Progressive experts also admitted that Pelosi’s bill would dampen biotech investment. Where they disagree with their conservative counterparts is on the magnitude of the impact, and whether those changes are altogether bad.

Gerard Anderson, a professor of health policy at Johns Hopkins University and a vocal supporter of the Pelosi plan, agrees lower returns will lead to less investment. But he believes the impact will be less significant than opponents of the legislation predict.

“We’re all sort of making our best educated guess, but I think reasonable people can disagree on this,” Anderson said. “The big unknown is how the [venture capitalists] will respond because they are an important part of drug development. They’re the ones who take the stuff Johns Hopkins and Mayo Clinic develops and provides the initial seed capital to get these things started.”

Anderson, too, insisted he’s sympathetic to biotech’s concerns over the bill. Experts who support the bill, Anderson included, outlined a number of reasons why they believed less venture capital funding might not be such a bad thing: Their rationales varied from pushing the biotech sector to be more efficient to arguing that it would incentivize companies to only pursue the most challenging drug development programs — ones that investors couldn’t help but invest in.

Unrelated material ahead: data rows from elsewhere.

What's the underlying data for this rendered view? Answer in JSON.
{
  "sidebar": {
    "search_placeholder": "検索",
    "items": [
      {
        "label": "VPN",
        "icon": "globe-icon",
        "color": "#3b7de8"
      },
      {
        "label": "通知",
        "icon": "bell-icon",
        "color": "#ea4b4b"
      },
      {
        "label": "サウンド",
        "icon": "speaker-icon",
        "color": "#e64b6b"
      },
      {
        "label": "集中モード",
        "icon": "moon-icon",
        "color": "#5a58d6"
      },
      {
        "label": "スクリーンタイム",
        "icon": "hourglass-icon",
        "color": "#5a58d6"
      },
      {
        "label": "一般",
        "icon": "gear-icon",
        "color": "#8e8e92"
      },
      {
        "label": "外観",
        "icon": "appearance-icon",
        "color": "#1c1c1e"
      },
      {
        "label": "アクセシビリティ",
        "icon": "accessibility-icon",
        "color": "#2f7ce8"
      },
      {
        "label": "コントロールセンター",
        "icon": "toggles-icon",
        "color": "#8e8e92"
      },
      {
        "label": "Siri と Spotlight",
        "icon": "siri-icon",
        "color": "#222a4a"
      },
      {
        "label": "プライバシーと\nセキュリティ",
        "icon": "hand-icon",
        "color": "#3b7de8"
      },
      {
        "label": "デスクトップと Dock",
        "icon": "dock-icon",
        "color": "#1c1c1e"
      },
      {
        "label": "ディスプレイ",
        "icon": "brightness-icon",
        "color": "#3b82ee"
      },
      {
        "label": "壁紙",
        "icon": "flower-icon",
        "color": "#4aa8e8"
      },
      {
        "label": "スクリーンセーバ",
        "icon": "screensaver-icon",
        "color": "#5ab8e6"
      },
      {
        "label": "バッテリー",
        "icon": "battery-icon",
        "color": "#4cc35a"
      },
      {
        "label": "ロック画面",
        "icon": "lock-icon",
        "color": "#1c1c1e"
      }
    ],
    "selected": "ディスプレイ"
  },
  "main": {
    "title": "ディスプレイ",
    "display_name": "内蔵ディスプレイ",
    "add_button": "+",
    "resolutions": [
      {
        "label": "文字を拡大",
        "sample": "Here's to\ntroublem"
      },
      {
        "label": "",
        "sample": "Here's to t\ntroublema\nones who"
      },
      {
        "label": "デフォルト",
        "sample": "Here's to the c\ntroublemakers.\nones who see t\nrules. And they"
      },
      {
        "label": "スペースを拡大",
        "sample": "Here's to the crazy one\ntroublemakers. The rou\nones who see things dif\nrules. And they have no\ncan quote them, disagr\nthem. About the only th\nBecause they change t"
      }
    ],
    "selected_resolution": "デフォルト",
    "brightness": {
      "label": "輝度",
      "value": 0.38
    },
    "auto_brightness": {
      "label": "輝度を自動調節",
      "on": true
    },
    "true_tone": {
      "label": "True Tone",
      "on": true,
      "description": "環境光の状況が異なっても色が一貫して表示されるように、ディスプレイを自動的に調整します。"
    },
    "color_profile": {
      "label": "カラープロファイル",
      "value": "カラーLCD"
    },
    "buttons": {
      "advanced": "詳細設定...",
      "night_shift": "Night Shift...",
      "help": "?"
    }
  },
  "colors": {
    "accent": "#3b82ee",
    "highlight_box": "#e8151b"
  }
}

“I mean everybody’s got to be worried, that’s what people get paid the big bucks to do,” he said. “But you know, their market hasn’t changed in [this legislation], so realistically they shouldn’t be worried.”

Few, however, denied the fact that some biotech companies will close as a result.

“They close all the time,” said Richard Frank, a Harvard University economist and a veteran of the Obama administration. “I live in Boston, I have friends who are chemists and they’re on their 11th job in 10 years.”